Building consumer trust as a food manufacturer is no easy feat. It comes from an ongoing commitment to transparency throughout the production chain. However, this commitment can prove costly, time-consuming and confusing. In order to boost transparency across the industry, the European Food Safety Authority of Ireland has compiled the universal secrets to creating trust-worthy relationships between manufacturers and consumers.
First and foremost, the FSAI notes that manufacturers need to have a thorough understanding of their own products. Consumers are more savvy than ever thanks to popular cooking shows which have given them a curiosity around the exact origins of their meals. They often want to know exactly where and how their food was processed - so manufacturers need to be able to quickly relay his information. The FSAI guidelines thus call on food manufacturers to educate themselves and have a clear and easy-to-understand record of how they products came to fruition.
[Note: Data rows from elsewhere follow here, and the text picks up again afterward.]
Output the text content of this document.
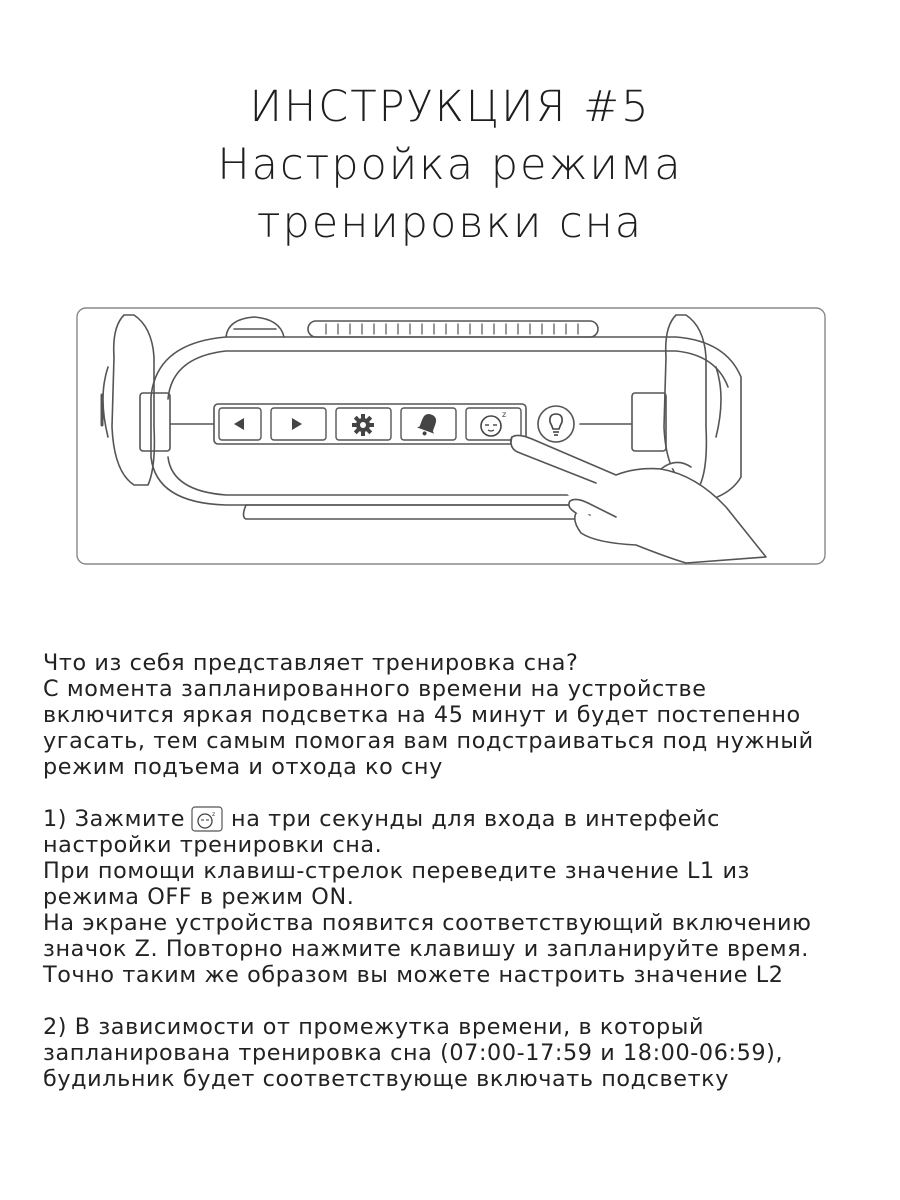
ИНСТРУКЦИЯ #5
Настройка режима
тренировки сна
z

Что из себя представляет тренировка сна?

С момента запланированного времени на устройстве

включится яркая подсветка на 45 минут и будет постепенно

угасать, тем самым помогая вам подстраиваться под нужный

режим подъема и отхода ко сну

1) Зажмите	z на три секунды для входа в интерфейс

настройки тренировки сна.

При помощи клавиш-стрелок переведите значение L1 из

режима OFF в режим ON.

На экране устройства появится соответствующий включению

значок Z. Повторно нажмите клавишу и запланируйте время.

Точно таким же образом вы можете настроить значение L2

2) В зависимости от промежутка времени, в который

запланирована тренировка сна (07:00-17:59 и 18:00-06:59),

будильник будет соответствующе включать подсветку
More broadly, the FSAI has demanded tighter government legislation to boost transparency and remove distrust in the food industry. It argues that food safety laws - which would increase regulations around ingredients listed on packaging - could transform the industry by improving consumer trust and ensuring transparency throughout.
Moving forward, the FSAI acknowledges its need to improve risk detection across the industry. The agency says it will allocate more resources to identifying patterns and reducing risks in food production. They cite the notorious 2013 horse meat scandal as a momentous learning curve for all food processors and they are adamant nothing so extreme will occur again.
Summarising the findings of his staff, FSAI director Wayne Anderson said: “citizens require this level of transparency as they’re looking to be able to understand and accept, or believe in the trustworthiness of the risk assessments.”
He added that open communication would work to “overcome a certain level of distrust” for food manufacturers.
However, the food fanatic did concede that there were possibly larger problems ahead for the food industry. He said this has prompted an increasing demand for transparency which he believes will ensure for years to come that “people still maintain trust in their food supply.”